Greymatter is interesting. It’s a set of Perl scripts, which you place on your own site (provided you can run cgi scripts). These scripts allow you to create and edit your blogs in a very flexible manner, using templates.
I love the whole template thing. If I decide, in the end, to write my own tools for doing the sunpig logs, I will definitely be building a template-based system.
Greymatter has a number of disadvantages, though. First of all, its method of data storage concerns me. For each day entry, it stores both a .cgi data file (containing the text of the entry), and an HTML file, which contains the text with all your templates applied to it.
From the point of view of serving up your files, this is great. All the hard work is done when you apply the template (when you edit the file), and when someone requests the page, all the web server has to do is serve up a single file. The downside is that if your templates are large, each HTML file will take up a large amount of space. Say each page is 25K (not difficult if you include the HTML for a calendar). After 40 entries, you’ve used up 1MB of space, regardless of how big those entries were.
We’ve got 100MB to play with on Sunpig. This may sound a lot, but it gets eaten up very quickly by the amount of photographs we’re putting up. We’ve already used up close to 25MB. I can easily see us running out of space within a year if we don’t manage this carefully. I’m reluctant to just trade off space for performance, when this is really just a family site. It only gets a couple of dozen hits a week.
Secondly, the process of updating and re-applying templates across all files seems prone to errors, and to screwing up your site. You’re not allowed to interrupt Greymatter while it’s performing this update. I’ve heard stories of this going badly wrong, due to simple things like a modem dropping a connection, or accidentally shutting down your web browser.

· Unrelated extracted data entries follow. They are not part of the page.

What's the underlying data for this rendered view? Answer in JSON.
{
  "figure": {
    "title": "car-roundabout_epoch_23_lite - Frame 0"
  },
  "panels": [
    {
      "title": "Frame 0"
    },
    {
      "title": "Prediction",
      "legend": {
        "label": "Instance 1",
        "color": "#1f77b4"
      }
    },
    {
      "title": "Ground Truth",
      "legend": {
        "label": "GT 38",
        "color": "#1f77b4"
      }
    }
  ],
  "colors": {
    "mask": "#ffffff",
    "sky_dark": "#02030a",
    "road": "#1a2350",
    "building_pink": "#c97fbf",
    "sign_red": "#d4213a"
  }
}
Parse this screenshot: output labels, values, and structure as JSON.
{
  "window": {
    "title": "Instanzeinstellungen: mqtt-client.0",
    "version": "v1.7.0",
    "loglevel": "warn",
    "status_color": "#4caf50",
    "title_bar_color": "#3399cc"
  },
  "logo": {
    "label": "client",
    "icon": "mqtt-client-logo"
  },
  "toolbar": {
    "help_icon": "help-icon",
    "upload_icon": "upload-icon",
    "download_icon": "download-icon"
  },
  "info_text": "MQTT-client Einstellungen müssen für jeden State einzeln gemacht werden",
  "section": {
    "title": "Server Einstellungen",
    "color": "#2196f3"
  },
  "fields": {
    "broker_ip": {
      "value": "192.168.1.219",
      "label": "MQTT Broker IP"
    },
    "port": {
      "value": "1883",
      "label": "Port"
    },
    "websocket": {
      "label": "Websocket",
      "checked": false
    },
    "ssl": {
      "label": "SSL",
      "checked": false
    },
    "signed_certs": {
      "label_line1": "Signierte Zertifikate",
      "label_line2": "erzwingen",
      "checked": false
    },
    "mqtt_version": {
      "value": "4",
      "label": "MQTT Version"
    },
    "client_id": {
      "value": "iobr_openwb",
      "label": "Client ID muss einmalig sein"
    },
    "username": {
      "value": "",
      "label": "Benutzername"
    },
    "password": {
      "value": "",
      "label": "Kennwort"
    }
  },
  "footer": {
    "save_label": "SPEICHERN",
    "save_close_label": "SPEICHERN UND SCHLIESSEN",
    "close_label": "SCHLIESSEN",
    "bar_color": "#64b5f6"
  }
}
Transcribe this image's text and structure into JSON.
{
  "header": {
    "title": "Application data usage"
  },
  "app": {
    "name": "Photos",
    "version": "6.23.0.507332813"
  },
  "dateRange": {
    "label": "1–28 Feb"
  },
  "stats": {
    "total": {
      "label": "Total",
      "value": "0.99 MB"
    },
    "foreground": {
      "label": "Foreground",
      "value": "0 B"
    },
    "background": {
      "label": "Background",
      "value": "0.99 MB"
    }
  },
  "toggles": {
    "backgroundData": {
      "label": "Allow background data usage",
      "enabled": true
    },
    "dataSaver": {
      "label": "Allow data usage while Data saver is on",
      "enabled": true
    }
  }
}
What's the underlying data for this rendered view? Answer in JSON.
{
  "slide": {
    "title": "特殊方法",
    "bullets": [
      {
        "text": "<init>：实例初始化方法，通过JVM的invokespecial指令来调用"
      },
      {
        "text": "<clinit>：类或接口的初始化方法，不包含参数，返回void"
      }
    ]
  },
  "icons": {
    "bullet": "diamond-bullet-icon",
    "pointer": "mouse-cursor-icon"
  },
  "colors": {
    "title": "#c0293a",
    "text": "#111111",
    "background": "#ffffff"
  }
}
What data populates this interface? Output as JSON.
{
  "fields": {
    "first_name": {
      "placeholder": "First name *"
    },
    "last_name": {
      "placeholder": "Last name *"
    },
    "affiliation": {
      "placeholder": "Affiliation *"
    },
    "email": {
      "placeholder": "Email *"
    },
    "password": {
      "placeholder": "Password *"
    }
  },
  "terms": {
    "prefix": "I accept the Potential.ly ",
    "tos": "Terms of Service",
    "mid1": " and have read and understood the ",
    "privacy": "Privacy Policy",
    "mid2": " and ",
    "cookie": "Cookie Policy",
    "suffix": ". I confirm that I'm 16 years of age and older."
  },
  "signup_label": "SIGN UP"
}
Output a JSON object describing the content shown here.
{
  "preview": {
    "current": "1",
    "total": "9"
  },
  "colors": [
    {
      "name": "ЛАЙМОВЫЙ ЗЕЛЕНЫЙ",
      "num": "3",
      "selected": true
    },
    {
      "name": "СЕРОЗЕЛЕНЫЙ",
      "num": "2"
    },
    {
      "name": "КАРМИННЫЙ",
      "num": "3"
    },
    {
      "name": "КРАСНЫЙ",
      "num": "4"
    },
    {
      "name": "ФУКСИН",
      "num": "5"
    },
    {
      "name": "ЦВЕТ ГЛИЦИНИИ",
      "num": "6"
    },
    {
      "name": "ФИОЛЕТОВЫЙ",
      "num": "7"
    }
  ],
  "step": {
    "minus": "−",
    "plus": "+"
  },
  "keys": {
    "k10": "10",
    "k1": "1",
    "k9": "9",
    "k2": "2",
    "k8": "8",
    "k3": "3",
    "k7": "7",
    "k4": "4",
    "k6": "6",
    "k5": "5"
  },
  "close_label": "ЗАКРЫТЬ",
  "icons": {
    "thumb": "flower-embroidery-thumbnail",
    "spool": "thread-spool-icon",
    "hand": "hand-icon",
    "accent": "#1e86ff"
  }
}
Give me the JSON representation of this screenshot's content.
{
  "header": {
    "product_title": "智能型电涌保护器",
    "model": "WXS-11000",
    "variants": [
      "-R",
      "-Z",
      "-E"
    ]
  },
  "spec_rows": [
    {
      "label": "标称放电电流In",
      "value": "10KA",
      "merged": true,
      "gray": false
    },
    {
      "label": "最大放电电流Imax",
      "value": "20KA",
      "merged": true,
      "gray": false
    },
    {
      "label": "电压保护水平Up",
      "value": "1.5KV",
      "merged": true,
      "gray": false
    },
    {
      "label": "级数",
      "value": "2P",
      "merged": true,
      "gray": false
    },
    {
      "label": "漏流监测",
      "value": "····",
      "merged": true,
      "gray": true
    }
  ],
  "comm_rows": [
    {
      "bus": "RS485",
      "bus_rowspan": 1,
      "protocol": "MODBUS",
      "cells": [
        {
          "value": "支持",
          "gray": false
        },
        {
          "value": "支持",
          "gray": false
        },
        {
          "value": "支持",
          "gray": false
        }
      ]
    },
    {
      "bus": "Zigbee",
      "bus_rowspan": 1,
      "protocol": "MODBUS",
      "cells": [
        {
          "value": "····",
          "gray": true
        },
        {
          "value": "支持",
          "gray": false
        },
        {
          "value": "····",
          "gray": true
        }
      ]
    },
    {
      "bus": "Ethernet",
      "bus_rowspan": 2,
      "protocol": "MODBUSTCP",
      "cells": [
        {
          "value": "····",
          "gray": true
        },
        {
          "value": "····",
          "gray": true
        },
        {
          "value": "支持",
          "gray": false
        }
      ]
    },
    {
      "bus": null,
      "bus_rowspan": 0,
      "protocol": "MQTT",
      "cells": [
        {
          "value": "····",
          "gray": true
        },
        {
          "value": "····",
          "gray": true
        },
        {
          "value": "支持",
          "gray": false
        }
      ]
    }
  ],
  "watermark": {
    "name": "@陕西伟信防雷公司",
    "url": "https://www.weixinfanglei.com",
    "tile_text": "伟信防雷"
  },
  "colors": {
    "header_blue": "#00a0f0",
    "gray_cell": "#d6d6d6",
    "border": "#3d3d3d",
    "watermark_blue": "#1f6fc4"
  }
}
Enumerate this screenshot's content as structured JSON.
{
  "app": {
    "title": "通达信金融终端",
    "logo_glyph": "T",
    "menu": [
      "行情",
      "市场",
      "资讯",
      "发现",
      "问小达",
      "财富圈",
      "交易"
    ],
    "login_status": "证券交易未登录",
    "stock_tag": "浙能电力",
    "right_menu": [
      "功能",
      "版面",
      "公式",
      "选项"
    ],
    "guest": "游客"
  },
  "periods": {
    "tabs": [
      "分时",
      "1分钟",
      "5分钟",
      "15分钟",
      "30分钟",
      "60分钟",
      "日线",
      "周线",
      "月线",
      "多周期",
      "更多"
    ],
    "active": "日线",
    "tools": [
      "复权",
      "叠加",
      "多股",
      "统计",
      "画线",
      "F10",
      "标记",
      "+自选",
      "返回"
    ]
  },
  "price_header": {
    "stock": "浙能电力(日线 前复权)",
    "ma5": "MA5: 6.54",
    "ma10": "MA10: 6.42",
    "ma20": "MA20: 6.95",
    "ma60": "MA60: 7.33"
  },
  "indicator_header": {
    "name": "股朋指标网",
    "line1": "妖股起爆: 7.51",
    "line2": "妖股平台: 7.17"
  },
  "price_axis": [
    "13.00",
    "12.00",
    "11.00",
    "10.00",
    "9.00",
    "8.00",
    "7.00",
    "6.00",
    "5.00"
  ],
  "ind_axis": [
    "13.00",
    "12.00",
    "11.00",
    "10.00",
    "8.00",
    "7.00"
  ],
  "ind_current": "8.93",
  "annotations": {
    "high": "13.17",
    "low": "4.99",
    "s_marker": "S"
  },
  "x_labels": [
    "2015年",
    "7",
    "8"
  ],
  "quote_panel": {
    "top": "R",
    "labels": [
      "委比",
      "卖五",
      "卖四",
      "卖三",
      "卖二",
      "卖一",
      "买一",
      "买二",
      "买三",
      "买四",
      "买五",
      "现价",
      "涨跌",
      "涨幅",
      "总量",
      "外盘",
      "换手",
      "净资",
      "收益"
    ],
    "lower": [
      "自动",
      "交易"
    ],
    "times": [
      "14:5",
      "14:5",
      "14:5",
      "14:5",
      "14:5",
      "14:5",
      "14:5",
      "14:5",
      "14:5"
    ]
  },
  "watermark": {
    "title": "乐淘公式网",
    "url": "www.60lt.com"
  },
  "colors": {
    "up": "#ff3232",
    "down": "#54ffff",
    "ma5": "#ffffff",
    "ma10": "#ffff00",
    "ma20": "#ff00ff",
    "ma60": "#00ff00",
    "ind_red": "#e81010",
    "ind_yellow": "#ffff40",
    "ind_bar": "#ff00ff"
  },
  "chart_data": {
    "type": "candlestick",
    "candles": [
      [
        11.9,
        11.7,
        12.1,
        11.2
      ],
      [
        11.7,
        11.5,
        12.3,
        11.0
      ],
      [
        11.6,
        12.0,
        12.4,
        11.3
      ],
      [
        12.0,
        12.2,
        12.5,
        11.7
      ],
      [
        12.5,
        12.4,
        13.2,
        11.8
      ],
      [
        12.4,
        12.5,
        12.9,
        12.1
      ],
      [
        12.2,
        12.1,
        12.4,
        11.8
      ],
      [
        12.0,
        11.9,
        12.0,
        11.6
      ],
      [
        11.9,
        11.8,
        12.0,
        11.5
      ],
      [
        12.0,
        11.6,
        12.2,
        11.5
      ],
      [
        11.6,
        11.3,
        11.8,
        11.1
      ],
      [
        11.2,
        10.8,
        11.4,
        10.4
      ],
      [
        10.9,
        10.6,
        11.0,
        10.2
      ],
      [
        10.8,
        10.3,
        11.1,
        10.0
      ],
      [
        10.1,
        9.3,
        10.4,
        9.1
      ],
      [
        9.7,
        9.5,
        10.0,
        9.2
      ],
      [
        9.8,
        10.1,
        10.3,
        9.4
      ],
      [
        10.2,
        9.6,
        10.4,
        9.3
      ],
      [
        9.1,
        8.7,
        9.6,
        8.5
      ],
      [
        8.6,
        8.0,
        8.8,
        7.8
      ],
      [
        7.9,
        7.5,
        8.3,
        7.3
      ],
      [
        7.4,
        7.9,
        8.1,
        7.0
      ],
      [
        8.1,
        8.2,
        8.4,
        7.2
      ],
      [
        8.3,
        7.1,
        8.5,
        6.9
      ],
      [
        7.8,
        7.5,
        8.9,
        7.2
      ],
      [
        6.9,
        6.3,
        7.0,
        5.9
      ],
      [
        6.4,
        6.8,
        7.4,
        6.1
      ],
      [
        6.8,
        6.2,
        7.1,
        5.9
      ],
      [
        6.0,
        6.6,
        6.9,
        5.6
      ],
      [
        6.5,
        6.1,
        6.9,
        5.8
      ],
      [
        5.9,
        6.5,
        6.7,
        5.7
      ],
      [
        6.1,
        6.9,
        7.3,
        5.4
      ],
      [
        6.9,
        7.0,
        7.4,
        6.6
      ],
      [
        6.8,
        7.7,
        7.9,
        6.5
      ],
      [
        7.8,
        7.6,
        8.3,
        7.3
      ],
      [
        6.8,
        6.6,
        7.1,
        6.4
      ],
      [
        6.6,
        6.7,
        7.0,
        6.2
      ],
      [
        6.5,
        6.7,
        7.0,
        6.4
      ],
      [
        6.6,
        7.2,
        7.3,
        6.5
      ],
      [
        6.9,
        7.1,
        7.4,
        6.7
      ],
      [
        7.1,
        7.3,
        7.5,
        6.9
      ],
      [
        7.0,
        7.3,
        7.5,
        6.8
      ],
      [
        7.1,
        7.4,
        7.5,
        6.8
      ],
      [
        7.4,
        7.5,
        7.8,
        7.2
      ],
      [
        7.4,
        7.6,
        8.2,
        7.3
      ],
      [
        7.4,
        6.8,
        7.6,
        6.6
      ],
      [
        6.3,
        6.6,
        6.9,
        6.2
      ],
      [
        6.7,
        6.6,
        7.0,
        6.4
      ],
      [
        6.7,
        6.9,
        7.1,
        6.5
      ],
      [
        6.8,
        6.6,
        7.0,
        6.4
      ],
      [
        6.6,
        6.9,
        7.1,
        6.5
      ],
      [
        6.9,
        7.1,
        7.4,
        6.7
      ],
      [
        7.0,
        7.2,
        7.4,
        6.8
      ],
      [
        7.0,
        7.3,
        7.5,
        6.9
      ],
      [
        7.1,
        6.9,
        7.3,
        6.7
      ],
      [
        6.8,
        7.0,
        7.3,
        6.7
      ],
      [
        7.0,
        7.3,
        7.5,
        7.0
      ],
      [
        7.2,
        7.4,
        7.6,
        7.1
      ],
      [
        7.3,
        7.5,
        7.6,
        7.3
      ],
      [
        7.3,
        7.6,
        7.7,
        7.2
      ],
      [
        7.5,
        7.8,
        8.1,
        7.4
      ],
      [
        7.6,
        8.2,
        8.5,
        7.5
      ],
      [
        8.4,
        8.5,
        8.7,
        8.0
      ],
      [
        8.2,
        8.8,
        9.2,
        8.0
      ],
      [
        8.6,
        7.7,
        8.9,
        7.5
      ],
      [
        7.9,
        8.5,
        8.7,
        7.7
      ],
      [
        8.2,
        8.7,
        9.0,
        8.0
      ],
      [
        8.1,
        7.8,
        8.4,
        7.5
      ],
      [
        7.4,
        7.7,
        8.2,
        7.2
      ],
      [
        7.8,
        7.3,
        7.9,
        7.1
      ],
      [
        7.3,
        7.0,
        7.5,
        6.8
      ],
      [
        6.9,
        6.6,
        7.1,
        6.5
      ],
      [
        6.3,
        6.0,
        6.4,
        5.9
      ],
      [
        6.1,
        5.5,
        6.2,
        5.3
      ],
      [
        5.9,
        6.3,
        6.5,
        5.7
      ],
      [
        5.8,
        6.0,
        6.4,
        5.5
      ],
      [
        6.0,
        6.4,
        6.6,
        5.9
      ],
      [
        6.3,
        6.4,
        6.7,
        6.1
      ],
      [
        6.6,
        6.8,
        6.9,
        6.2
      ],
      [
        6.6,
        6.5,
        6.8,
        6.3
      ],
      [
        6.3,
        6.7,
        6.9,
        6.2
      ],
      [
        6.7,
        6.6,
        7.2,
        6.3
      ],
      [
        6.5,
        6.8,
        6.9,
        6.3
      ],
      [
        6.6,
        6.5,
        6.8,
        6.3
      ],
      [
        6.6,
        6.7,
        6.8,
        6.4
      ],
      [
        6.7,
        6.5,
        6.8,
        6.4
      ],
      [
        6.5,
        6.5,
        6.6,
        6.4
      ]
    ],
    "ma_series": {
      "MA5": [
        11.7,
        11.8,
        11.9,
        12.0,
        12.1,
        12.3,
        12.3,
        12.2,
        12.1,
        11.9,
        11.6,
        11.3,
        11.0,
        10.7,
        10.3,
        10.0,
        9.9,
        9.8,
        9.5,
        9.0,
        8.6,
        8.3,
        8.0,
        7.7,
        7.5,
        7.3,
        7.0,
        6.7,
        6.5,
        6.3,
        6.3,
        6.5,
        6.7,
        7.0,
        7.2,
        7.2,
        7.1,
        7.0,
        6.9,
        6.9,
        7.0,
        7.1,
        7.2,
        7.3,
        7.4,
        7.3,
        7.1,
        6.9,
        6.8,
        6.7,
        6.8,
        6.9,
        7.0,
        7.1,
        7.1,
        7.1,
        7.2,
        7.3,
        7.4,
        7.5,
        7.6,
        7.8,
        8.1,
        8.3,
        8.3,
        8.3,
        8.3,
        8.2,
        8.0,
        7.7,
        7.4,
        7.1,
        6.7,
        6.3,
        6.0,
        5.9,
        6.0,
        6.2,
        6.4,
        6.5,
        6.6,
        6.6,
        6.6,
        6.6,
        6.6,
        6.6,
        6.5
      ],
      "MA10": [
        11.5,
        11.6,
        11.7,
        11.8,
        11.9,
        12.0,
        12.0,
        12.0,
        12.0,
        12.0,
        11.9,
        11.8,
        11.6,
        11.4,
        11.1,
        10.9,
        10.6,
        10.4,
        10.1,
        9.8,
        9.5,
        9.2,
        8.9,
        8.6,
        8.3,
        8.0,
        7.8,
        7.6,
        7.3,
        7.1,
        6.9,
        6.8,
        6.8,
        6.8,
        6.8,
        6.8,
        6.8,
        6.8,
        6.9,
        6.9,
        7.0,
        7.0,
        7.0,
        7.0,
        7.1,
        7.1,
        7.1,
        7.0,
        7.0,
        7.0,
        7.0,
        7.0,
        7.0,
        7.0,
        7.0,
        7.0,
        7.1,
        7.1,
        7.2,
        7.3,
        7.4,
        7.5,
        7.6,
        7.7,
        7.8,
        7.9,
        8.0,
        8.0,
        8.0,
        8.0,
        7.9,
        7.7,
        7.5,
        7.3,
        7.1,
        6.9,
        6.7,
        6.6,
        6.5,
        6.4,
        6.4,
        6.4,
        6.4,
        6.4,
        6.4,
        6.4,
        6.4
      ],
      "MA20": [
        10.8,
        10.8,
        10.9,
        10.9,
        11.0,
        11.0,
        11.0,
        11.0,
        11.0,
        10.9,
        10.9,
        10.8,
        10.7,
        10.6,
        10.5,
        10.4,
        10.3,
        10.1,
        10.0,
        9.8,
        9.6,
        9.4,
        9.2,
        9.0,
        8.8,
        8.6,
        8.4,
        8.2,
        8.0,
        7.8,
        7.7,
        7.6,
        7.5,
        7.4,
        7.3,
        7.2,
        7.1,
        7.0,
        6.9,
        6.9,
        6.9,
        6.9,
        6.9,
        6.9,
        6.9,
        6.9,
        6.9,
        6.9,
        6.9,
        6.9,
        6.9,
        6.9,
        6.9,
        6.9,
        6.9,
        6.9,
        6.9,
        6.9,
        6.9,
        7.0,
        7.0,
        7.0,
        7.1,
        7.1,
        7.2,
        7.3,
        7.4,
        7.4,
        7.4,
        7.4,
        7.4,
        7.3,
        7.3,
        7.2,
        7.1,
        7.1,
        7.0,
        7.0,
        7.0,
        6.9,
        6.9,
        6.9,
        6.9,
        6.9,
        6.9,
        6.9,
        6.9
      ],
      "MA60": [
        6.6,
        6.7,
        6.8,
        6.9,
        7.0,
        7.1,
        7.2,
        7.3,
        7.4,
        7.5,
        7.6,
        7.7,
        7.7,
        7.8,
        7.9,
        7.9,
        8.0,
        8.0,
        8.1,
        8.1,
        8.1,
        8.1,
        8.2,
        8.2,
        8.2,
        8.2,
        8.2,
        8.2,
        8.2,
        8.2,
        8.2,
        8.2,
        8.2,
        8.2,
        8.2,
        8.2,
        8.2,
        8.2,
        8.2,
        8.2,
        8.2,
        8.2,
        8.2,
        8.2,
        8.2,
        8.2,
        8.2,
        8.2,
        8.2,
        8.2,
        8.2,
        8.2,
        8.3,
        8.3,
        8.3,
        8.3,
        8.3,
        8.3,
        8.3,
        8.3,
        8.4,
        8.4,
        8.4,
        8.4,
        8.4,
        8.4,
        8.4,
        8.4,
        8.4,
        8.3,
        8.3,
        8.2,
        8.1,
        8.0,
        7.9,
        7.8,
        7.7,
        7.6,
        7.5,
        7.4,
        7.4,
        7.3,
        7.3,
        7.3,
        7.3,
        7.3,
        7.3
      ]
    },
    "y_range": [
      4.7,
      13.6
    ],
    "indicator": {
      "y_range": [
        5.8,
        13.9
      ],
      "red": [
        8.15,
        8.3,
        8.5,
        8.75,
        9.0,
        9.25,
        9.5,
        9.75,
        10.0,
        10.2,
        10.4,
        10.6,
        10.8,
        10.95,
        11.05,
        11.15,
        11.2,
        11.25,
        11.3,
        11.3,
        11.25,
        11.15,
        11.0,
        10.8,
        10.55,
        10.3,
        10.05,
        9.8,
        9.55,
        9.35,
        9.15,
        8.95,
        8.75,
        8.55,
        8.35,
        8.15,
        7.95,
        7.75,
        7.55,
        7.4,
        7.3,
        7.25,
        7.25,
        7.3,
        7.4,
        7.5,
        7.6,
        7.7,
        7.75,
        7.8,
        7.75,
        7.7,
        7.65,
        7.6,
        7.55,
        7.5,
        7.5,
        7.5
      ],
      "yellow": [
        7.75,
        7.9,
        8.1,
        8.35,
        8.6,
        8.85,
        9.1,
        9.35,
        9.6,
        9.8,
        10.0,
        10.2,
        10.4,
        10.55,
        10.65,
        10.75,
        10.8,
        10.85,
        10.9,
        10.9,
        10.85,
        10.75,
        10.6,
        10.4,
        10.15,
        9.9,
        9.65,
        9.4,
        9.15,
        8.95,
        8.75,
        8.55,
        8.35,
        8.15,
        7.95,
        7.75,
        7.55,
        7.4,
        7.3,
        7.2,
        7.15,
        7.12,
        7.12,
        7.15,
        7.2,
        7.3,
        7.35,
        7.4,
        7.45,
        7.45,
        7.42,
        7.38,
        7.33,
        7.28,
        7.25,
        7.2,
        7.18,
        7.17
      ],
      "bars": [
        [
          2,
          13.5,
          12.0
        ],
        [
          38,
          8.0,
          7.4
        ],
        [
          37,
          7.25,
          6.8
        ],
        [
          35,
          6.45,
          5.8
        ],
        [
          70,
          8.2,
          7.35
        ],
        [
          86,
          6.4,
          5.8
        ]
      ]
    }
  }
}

I’m convinced of Greymatter’s flexibility: in that regard it is great. You can run as many instances of it on your site as you like, and this is probably how I would do our web logs vs static articles. But I am not convinced of its robustness and reliability. Noah Gray, who wrote it, has said that he won’t be producing any new versions (at least, for now).
There is an active community of users who appear capable of fixing most things that go wrong, though. And because you download the code and put it on your own web server, you can edit the code yourself.
This, however, is another reason for mistrusting the application. The code is horrible. It’s one monolilthic cgi perl script, full of variables, constants and functions with nondescriptive names like “thomas” or “FUNNYFEETRELEASE”. Just thinking about it makes me shudder.
However, despite it all, the blogging interface itself is relatively easy to use. Which may well be an overriding requirement for Sunpig.
I’ve only really started looking at MovableType this evening, and I don’t have a working installation yet, but certainly the code behind it looks better. It has the disadvantage of being a 1.0 release, but the folks who developed it look like they’re actively progressing new releases and bug fixes. Which can only be a good thing.
I don’t know how its file structure works yet, but I’m going to play about with it some more, and we’ll see what happens.